New directions in motivational interviewing will emerge wherever sincere efforts to encourage change and growth arise. By sincere I mean efforts that have a genuine focus on the interest and wellbeing of people. There will also be limits to where MI can or should be used. MI is merely a refinement of a naturally and widely used guiding style used by parents, teachers, sports coaches .....

Q
Can you use motivational interviewing with young children?
A
Bill Miller:

There isn't enough research to say with confidence. I suspect that there is a level of cognitive development and executive self-regulation that children need to reach before they might respond as direct recipients of MI. It's clear that MI can work well at 16, 17, 18 and up. In fact, some of the biggest effect sizes we saw in our own research group were in working with adolescents. The engaging skills of MI - good listening - can be useful at any age. Thomas Gordon was describing Carl Rogers' discoveries in his 1970 book Parent Effectiveness Training. We just don't know at what age the evoking/directional components of MI can be effective. I guess the saving grace is that with younger children, you really ought to be working with the parents anyhow. Until children reach a certain age, the parents ARE the executive control system.

A
Stephen Rollnick:

Ehm...... I am not sure. . Children are generally also more curious and imaginative than older people, and evoking is partly a process of encouraging people to imagine different outcomes..... so I suspect that with refinement MI could be used with younger children. With what effect I dont know. I know that at home if I use reflection with my 8 year-old it can evoke change talk? "So you want to go out into the park...." (Reflection) "Yes, then we can find those sticks and make a bow and arrow" (Change talk).

Q
Is MI particularly effective in certain settings? For instance, one-on-one sessions versus group or family?
A
Bill Miller:

It is certainly easier to practice one-to-one, and I usually suggest developing your MI skills with one person at a time before starting to practice it in working with relationships, families, or groups. You are managing relationship or group dynamics in addition to practicing MI. Wagner and Ingersoll published a very helpful book on Motivational Interviewing in Groups, and outcome research shows it can also be effective in that context.

A
Stephen Rollnick:

We know that MI works well with individuals.
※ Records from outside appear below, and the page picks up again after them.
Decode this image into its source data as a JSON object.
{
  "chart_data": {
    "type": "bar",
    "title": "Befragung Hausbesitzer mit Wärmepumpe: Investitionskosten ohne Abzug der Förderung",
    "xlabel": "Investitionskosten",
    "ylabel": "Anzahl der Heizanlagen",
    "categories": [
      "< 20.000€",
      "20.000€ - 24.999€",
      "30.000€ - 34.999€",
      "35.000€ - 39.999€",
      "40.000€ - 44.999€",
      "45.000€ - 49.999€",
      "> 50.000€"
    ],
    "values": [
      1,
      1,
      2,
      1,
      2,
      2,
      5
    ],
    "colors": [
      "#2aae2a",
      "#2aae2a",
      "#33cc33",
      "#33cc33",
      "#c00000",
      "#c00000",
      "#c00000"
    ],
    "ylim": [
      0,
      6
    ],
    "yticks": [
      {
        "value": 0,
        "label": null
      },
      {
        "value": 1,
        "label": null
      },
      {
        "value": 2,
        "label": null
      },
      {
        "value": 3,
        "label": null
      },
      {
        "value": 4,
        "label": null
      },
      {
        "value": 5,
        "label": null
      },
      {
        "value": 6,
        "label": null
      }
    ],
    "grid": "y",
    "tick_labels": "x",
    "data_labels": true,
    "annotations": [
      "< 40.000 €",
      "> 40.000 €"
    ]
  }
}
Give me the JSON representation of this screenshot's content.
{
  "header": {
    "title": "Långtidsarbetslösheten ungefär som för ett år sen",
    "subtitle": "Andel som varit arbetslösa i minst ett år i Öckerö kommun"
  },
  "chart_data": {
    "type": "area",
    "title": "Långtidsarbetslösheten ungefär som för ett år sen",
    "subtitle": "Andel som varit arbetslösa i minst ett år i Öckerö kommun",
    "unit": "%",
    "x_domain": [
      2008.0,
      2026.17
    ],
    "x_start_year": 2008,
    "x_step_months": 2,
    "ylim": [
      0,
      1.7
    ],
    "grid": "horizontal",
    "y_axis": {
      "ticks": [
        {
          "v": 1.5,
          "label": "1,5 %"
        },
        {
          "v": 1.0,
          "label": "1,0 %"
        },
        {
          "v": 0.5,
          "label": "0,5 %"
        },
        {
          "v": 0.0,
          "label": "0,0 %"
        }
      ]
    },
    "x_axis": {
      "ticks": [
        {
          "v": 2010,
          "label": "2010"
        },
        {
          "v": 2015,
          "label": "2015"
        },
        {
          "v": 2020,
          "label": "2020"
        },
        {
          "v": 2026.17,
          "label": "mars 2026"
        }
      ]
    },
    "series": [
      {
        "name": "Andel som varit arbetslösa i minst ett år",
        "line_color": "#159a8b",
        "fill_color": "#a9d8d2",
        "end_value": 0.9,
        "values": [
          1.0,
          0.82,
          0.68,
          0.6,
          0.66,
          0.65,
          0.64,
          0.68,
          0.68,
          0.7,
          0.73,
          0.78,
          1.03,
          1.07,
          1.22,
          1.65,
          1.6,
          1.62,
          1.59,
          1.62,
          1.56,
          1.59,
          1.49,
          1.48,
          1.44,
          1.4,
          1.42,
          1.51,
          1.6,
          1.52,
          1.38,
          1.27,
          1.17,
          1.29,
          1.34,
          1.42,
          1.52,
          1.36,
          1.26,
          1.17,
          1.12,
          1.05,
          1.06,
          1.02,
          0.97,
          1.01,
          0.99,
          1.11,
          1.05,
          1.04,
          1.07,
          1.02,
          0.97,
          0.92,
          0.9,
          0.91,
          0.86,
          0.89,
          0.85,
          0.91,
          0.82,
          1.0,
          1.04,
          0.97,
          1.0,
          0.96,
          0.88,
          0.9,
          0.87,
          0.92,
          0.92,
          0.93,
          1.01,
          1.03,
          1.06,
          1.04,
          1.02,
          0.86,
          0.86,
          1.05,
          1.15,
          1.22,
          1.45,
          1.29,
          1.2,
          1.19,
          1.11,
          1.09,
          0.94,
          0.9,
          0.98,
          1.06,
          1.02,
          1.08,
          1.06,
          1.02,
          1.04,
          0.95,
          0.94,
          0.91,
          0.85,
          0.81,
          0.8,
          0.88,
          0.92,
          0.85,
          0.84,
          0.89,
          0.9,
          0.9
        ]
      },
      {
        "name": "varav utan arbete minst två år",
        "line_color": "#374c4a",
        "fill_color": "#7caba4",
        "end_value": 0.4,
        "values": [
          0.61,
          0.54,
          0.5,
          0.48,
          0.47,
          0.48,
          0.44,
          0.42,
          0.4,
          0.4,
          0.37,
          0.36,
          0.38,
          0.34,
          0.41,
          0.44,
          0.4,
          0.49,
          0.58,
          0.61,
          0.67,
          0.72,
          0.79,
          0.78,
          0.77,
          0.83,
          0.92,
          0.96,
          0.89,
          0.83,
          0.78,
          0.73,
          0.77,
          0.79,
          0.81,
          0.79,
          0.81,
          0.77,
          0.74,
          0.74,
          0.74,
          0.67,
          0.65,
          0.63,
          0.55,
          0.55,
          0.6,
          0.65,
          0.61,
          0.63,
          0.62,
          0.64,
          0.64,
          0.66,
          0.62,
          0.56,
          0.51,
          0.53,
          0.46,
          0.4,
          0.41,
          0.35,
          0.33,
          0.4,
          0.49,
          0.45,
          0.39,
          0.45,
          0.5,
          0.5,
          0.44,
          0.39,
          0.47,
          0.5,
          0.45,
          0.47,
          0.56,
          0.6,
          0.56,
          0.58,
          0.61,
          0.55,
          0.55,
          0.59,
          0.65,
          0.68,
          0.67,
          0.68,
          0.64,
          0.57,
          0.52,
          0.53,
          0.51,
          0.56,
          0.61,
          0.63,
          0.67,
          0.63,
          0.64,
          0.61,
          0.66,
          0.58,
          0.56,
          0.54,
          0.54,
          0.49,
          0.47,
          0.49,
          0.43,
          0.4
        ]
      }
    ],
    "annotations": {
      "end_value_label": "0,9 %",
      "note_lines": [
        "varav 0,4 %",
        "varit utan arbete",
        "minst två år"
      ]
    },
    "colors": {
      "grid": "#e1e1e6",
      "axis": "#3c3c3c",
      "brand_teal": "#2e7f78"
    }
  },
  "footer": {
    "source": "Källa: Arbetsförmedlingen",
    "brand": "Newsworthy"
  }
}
Not enough is known about the practice and effectiveness of MI in groups. The potential is there. What MI skills bring to bear on skillful group facilitation is an awareness of language, of avoiding the righting reflex and of how using reflection in a group is a powerful technique, a bit like patting a balloon back onto the group for them to pat about among themselves!

Q
Are there particular areas of MI research that you'd love to see developed further?
A
Bill Miller:

If I were still doing research myself, I would be trying to understand how learning and practicing MI changes practitioners themselves. Clinicians often tell us how their lives and work were changed in important ways through the practice of MI, but there has been no prospective research on this so far.

A
Stephen Rollnick:

Good practice starts with ourselves. I would like to see more research on practitioner mindset and wellbeing. For example, how does empathy impact wellbeing, especially its use in a purposeful manner in MI? Perhaps it helps with wellbeing because its use is purposeful? However, with my very practical focus on patients appearing in tough social and personal circumstances, I would like to see the study in detail of the impact of the Elicit-Provide-Elicit framework for giving information and advice. This could really improve everyday practice.